Russia’s propaganda machine has declared Ukraine’s upcoming March 31 presidential elections illegitimate before they have even taken place, claiming the country’s Foreign Ministry “has made it impossible for its citizens living in the Russian Federation to cast their vote”. Russian Defense Ministry organ Zvezda, Regnum, Ukraina.ru and other Russian publications feature such fakes in response to the Ukrainian Central Election Commission’s decision to close polling stations in Russia. This decision is “illegal” claimed Regnum and company; there is no democracy in a country with a fascist regime declared Ukraina.ru, while others droned on about Ukraine’s “contrived reasons” for closing the polls in Russia.

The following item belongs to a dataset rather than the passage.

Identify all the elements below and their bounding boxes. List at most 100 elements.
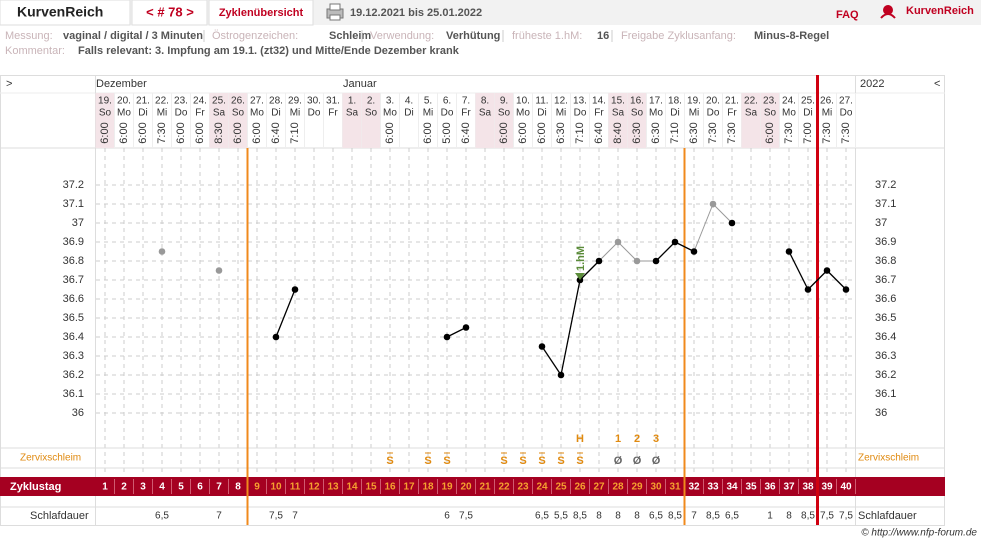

Ukraina.ru cites Russian Central Election Commission member Yevgeniy Shevchenko who says that “Kyiv understands that the huge number of Ukrainians who chose to live in Russia fled from the Poroshenko regime and will never support encroaching nationalism and the glorification of fascism”.
The Ukrainian Central Elections Commission took the decision to close the five polling stations located in its embassy and consulates in Russia and move them to Georgia, Kazakhstan and Finland on the basis of a Foreign Ministry recommendation.
In a column in the prominent internet newspaper Ukrainska Pravda Ukrainian Foreign Minister Pavlo Klimkin explained that the polling stations needed to be transferred from Russia to other countries because Russia is an aggressor country against Ukraine and holding a poll in Ukrainians consulates and embassies simply is not safe.
Klimkin cites a September 2018 poll in which 56 percent of Russians said they have a negative view of Ukrainians and expresses concern for the safety of Ukrainian voters and diplomatic buildings. “Those who choose to vote will fall under the watchful eye of the Russian security service and are at risk of repression. Russian prisons already hold dozens of Ukrainian political prisoners who were jailed on fabricated charges” Klimkin writes.
While there are some 2.5 million Ukrainians living in Russia, only 49,418 were actually registered to vote in the last Ukrainian presidential election held in 2014. Only a meager 1,134 actually turned out to vote, Klimkin pointed out.
Those Ukrainians who are in Russia temporarily can vote in their regular polling stations without any problems. Other Ukrainians who wish to cast their ballots in March can do so at polling stations in Georgia, Kazakhstan or Finland.